The classical thermodynamic doesn't resolve the arrow of time problem, but confuses it even further: according to the 2nd law of thermodynamic the future is more deterministic than the past; however, we seem to remember past rather than the future.
However, there have been some interesting development in the last 5 years or so, relating some I would say philosophical issues of quantum mechanics with the arrow of time of statistical physics. An easy review is available here, and a more detailed one in the original article it references. There are many very interesting philosophical question arising from that work, a possible resolution of the arrow of time problem being one of them.

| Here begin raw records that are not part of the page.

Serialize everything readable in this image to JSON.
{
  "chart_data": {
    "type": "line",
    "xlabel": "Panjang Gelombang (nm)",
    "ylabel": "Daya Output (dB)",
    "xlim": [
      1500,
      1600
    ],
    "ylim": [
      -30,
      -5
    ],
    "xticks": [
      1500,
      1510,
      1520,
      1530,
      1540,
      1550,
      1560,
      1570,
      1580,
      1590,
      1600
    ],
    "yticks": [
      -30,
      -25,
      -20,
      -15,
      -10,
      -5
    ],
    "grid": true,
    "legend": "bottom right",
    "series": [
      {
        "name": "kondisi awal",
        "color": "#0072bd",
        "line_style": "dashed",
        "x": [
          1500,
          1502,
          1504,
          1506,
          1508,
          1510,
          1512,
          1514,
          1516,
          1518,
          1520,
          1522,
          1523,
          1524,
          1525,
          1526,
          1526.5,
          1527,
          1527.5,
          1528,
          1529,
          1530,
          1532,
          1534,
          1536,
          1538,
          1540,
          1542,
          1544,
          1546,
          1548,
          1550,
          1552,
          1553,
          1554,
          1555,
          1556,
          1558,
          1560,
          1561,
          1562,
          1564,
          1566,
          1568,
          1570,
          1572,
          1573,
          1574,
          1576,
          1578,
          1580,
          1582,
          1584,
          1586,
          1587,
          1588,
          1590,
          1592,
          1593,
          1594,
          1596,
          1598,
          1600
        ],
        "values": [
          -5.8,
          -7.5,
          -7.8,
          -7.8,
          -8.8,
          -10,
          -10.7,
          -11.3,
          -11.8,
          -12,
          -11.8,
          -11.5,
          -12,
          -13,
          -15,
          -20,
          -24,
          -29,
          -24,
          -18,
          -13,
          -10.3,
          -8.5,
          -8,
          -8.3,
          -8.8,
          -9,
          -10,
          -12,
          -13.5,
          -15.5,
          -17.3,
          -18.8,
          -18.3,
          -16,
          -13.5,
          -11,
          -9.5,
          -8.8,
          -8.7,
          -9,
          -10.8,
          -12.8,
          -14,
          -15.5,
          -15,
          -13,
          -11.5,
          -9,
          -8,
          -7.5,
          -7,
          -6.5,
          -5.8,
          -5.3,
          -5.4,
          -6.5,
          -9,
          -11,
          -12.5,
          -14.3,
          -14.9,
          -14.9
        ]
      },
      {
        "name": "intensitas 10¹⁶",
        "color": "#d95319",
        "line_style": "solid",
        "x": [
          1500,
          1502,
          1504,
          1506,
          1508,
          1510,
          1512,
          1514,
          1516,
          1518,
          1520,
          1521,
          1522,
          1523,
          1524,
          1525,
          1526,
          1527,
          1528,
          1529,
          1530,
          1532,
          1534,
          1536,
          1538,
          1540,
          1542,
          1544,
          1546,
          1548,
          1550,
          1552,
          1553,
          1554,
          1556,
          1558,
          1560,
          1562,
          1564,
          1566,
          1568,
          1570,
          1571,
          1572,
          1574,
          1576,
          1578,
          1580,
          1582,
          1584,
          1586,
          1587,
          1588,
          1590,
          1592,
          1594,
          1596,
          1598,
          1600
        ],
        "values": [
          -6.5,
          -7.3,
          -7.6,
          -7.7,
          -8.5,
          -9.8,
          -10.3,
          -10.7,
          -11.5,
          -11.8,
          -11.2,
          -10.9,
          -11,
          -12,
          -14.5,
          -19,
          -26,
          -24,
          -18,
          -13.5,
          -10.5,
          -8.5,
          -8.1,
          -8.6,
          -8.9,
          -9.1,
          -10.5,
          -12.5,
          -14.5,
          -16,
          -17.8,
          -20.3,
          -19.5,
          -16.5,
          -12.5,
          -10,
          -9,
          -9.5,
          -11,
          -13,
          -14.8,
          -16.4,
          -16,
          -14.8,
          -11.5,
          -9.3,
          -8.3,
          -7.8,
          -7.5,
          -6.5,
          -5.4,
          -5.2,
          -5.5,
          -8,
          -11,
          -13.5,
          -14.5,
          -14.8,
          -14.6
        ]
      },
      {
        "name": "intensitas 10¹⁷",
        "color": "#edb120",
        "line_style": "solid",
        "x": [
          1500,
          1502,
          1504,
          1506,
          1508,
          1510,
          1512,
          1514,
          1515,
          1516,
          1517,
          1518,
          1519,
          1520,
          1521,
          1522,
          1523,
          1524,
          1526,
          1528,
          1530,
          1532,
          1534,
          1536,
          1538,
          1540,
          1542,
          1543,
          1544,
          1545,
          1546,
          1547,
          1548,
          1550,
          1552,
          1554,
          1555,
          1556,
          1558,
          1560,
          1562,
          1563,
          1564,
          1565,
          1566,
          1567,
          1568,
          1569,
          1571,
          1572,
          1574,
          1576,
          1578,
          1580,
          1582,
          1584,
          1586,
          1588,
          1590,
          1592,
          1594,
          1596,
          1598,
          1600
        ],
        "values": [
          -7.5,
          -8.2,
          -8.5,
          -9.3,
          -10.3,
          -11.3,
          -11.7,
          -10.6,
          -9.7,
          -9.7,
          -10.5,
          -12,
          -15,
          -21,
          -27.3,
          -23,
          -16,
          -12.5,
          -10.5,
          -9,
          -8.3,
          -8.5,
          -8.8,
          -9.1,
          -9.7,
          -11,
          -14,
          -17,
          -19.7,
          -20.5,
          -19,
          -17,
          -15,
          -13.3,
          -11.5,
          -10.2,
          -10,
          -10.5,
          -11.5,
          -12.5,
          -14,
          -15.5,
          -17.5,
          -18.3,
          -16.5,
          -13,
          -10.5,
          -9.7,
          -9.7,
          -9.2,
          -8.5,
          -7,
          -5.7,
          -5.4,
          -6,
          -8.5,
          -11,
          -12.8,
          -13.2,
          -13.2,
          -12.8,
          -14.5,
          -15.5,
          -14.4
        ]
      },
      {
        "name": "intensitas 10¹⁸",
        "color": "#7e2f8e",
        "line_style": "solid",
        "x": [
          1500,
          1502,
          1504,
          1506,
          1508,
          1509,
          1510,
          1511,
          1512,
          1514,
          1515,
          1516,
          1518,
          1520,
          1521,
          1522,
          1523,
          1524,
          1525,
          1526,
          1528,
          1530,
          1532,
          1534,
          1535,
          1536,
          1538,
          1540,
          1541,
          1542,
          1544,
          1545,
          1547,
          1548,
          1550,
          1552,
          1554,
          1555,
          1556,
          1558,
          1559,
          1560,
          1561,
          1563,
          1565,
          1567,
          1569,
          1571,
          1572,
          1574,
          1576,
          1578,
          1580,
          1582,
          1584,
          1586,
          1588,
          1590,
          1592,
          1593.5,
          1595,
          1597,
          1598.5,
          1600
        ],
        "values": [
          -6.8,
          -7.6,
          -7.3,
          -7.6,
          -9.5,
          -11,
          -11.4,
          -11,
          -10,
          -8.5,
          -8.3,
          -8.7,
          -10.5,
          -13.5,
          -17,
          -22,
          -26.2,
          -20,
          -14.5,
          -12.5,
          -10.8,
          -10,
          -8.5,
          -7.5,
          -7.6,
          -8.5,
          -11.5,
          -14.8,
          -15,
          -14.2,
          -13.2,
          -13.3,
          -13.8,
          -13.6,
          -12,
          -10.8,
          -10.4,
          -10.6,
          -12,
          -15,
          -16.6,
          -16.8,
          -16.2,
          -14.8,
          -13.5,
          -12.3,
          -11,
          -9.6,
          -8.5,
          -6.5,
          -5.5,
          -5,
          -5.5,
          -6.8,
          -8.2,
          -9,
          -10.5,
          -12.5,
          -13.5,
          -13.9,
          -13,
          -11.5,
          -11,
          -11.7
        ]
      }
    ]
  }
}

EDIT: an explanation for the 1st paragraph above. Here's what I meant:
The 2nd law of thermodynamics precludes one from knowing some things from the past. If you mixed hot water and cold water you cannot later tell from measuring the temperature of the mix how cold was cold water and how hot was the hot one. However, the future remains deterministic: you can predict the temperature of the mix by measuring the ingredients before mixing them. In a matter of speaking, the law of thermodynamics allow more knowledge of the future from the present state than knowledge of the past, also based solely on the present state.
The human experience is kind of opposite: in our present state we remember the past, but we cannot directly "remember" the future. We can predict certain things, with varying degrees of certainty, but almost never with the same clarity as we remember the past.
Thus we have the Arrow of Time enigma: the basic laws of mechanics are deterministic; the laws of thermodynamics (which is based in small scale on the laws of mechanics) are suddenly non-deterministic in "hiding past, not future" sort of way; and the human experience, as well as the desire for the existence of free will, calls for non-determinism in "hiding future, not the past" sort of way.
The "Quantum Arrow of Time" article I quoted attempts to resolve this problem.